Ces examens tirent leur principe de la physiologie même de la rétine et des voies visuelles. Leur utilisation intensive en recherche fondamentale et clinique permet à de nombreux examens de plus en plus précis et perfectionnés de voir régulièrement le jour et de répondre au mieux aux problématiques du clinicien.

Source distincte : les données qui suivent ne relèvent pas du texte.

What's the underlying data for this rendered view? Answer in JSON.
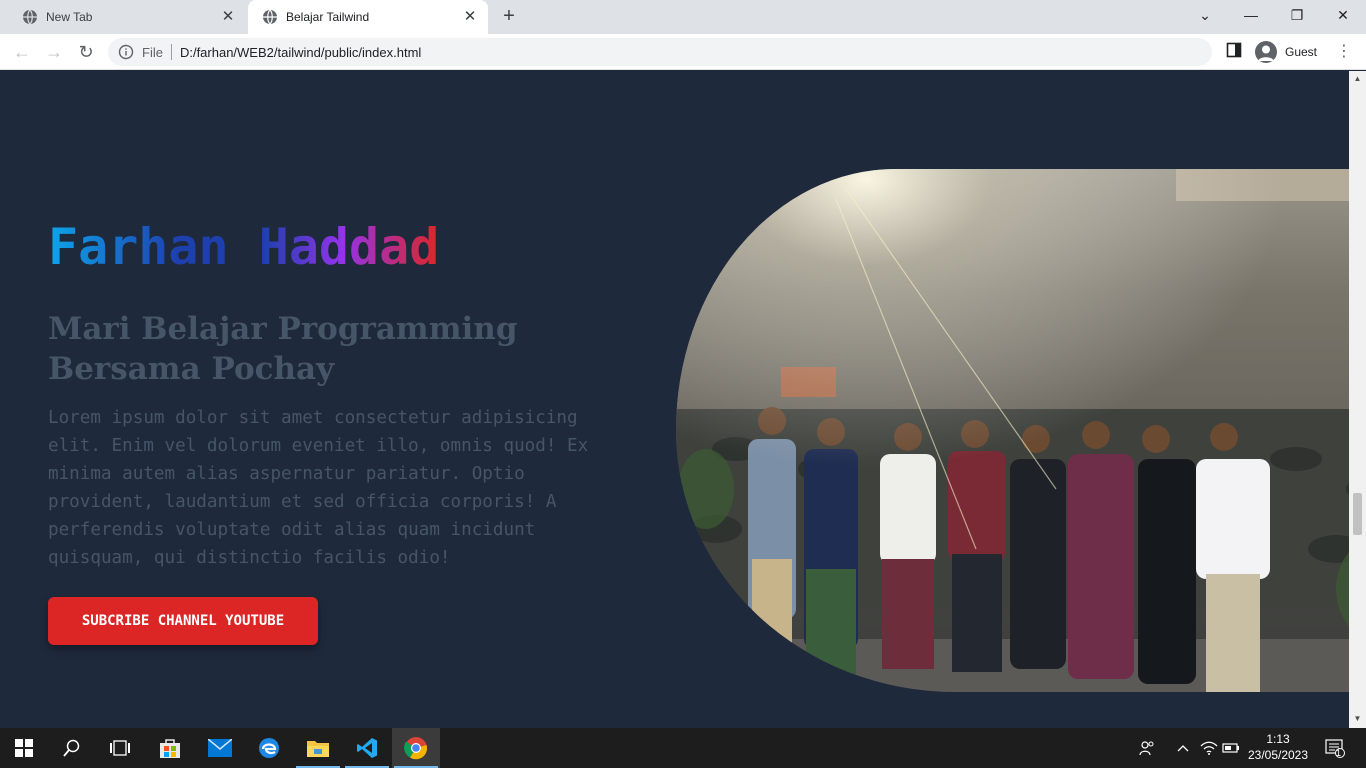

Ils ont toute leur place aujourd’hui, en complément des techniques d’imagerie, dans la démarche diagnostique devant une altération inexpliquée de la fonction visuelle, pour rechercher des atteintes infracliniques ou encore dévoiler des troubles d’origine anorganique. Tout l’intérêt de ces examens réside dans le fait qu’ils sont objectifs, reproductibles, non invasifs et peu coûteux. Si l’on fait appel à une équipe bien rodée, c’est-à-dire des médecins (seuls autorisés en France à rédiger et signer les comptes rendus) assistés d’orthoptistes ou d’infirmières bien habitués à la pratique de ces examens, ils sont réalisables chez des patients de tout âge et ne nécessitent qu’exceptionnellement le recours à une sédation. La difficulté principale aujourd’hui reste l’accessibilité à ces équipes trop peu nombreuses en France.

Un bilan “sur mesure”

En fonction de la problématique clinique, chaque patient bénéficie d’un nombre plus ou moins important d’examens, avec au minimum un électrorétinogramme (ERG) et des potentiels évoqués visuels (PEV). En effet, dans les cas simples de neuro-ophtalmologie, une réponse altérée des PEV ne peut à elle seule suffire à définir si l’origine est rétinienne ou rétrobulbaire. Un ERG global (ou flash) doit être réalisé afin de s’assurer d’un fonctionnement rétinien normal en amont.